Noninferiority was met for the geometric meant titers ratio and the seroconversion rate for each of the four influenza strains, Heeringa and colleagues reported.

“Geometric mean fold rises of pre- to post-vaccination titers for QIVc by hemagglutination inhibition assays were [more than] fourfold for [influenza] A/H1N1, A/H3N2, and B/Yamagata and 2.65 for B/Victoria,” they wrote.

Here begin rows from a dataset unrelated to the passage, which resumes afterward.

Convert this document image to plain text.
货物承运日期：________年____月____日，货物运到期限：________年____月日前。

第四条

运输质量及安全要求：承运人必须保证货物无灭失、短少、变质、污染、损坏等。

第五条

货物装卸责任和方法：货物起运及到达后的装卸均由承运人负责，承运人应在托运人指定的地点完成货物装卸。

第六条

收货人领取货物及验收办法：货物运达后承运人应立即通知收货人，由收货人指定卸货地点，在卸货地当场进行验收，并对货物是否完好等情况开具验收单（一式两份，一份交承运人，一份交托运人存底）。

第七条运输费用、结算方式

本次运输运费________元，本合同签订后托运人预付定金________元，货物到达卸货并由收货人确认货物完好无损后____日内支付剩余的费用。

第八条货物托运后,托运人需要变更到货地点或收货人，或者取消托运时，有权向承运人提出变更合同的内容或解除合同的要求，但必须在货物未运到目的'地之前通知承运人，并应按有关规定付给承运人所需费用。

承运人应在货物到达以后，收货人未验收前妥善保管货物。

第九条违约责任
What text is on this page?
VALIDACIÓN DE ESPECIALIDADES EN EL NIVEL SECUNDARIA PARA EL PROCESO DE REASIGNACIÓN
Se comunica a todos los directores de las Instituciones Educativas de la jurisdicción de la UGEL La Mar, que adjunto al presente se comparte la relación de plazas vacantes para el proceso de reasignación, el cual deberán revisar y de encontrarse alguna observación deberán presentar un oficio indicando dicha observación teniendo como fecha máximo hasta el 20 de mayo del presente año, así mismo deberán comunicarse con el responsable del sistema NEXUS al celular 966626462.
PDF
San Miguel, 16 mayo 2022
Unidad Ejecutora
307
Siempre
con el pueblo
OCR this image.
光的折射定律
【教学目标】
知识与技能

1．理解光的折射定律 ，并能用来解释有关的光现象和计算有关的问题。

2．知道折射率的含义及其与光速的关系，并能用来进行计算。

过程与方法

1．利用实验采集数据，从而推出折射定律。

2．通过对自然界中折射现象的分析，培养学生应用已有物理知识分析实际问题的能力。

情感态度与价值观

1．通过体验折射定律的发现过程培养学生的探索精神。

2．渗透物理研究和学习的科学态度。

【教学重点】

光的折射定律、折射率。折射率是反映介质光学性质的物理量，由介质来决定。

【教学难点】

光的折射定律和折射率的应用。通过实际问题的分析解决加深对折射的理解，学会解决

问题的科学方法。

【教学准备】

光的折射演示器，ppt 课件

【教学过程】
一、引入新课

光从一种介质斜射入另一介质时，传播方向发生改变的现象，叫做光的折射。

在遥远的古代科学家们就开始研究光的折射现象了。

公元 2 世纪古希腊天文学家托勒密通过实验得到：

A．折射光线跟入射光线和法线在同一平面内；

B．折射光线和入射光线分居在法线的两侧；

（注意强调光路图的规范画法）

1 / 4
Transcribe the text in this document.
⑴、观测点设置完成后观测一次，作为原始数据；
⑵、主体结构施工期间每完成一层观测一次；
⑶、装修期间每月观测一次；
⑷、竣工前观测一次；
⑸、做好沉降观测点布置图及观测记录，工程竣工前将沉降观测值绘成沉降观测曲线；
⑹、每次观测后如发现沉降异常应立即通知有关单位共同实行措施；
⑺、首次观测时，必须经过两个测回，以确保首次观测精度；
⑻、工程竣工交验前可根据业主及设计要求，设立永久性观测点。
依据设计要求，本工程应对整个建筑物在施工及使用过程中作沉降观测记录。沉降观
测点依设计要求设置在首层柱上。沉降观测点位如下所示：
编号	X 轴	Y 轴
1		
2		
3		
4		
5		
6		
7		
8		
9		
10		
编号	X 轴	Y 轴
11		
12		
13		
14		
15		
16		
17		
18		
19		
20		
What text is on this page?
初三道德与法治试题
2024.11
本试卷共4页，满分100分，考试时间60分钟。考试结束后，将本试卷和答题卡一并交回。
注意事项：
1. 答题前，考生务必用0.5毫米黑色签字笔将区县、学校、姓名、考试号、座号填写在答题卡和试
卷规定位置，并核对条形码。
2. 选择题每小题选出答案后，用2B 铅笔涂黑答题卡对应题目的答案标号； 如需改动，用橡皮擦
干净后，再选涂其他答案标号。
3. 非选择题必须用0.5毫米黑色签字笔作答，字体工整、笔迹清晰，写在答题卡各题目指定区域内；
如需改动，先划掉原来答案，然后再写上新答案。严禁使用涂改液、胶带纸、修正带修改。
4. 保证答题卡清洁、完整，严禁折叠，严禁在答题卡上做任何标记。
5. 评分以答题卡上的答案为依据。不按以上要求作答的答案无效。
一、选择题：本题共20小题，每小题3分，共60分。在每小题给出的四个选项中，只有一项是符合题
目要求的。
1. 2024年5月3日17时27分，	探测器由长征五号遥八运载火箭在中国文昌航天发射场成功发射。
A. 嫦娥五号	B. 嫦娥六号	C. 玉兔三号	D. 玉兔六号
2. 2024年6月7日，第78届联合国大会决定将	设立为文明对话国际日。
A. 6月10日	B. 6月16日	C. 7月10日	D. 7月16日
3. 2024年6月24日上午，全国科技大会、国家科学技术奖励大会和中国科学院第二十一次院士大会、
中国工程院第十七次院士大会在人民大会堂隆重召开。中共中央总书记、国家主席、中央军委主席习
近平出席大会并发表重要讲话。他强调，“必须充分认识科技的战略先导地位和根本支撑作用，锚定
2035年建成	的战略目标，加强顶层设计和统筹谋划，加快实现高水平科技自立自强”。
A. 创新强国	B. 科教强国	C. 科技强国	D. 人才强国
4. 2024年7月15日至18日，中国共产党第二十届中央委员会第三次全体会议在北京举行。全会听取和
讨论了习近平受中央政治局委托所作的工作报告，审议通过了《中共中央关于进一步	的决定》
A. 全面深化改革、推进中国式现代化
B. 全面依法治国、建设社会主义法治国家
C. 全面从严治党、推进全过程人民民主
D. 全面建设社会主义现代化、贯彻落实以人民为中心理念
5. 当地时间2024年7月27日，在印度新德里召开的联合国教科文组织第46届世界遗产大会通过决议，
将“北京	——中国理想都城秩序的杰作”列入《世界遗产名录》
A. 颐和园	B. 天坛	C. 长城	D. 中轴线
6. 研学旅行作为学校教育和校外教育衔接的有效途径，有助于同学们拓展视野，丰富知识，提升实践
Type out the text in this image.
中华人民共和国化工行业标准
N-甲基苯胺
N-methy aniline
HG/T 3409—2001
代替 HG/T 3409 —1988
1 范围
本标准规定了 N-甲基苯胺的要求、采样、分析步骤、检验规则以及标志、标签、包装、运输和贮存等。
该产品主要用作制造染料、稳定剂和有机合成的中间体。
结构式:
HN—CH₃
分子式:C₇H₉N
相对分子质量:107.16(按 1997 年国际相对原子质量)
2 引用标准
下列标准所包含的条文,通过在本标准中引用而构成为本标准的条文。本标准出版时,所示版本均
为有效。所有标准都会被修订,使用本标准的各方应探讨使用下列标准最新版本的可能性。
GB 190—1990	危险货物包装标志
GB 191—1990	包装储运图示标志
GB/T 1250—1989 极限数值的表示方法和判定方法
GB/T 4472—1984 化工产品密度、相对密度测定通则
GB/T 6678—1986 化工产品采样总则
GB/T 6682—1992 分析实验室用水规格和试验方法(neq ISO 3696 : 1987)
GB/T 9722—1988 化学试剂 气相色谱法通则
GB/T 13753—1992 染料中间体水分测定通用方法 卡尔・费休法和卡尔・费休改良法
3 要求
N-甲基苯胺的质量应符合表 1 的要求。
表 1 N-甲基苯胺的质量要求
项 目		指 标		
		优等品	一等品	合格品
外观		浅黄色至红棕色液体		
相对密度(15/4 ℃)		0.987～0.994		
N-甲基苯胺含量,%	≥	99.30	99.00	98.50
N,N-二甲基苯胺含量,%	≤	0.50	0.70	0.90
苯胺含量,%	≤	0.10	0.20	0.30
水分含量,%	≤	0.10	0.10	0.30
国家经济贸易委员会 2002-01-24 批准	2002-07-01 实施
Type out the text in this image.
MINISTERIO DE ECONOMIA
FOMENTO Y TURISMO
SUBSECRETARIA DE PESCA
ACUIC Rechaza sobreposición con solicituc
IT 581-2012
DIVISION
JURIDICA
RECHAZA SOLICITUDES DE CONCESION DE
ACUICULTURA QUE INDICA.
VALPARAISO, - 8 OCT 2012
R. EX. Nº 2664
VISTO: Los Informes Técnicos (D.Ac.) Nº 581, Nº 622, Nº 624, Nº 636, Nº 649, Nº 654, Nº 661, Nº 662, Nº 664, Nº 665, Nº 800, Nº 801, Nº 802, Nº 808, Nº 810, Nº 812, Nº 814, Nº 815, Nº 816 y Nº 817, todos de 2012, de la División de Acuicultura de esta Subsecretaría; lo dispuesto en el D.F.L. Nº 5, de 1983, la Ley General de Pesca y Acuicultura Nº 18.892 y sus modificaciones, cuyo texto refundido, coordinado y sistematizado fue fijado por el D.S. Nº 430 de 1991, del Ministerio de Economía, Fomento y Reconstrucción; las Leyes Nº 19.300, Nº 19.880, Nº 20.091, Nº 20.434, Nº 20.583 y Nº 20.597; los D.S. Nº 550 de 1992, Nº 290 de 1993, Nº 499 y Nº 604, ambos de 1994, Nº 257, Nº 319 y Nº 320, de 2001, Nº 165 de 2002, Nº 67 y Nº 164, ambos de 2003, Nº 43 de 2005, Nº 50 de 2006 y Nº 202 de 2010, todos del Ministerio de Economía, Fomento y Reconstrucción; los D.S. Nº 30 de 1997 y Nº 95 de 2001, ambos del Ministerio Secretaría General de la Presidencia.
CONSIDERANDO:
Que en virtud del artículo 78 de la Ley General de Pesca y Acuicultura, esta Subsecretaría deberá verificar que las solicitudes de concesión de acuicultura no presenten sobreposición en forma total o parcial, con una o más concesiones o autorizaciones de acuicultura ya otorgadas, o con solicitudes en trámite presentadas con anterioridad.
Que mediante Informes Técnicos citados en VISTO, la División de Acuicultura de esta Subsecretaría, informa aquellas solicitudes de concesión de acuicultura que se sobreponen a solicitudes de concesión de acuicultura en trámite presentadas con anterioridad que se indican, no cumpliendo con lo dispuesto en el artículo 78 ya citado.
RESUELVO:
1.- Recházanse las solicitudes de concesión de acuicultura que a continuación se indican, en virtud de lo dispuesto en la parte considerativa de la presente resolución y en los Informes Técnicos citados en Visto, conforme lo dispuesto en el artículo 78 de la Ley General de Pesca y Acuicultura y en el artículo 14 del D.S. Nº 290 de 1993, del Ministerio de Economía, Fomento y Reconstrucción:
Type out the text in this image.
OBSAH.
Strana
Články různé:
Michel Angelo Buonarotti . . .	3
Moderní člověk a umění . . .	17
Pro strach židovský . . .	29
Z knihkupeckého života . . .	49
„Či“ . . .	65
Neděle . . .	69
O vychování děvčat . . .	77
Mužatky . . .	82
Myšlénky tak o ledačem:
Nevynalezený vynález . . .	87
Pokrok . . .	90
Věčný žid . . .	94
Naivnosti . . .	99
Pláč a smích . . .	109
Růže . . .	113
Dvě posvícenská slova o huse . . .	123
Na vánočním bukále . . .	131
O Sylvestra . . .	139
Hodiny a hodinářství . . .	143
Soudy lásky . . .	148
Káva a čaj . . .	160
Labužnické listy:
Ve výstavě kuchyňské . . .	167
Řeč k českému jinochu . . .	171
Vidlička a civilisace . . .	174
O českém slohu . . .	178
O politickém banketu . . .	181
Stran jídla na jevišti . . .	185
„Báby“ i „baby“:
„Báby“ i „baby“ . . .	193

Solicited adverse events were reported in 64% of participants who received QIVc, and 66% of participants in the QIV arm. The most common reported adverse events, respectively, among both QIVc and QIV groups were tenderness (28% and 30%), erythema at the injection site (26% and 25%), irritability (28% and 30%) and sleepiness (27% and 26%).

Fever was reported in less than 7% of all participants. Additionally, the rate of serious adverse events was less than 1% for both groups, the researchers reported.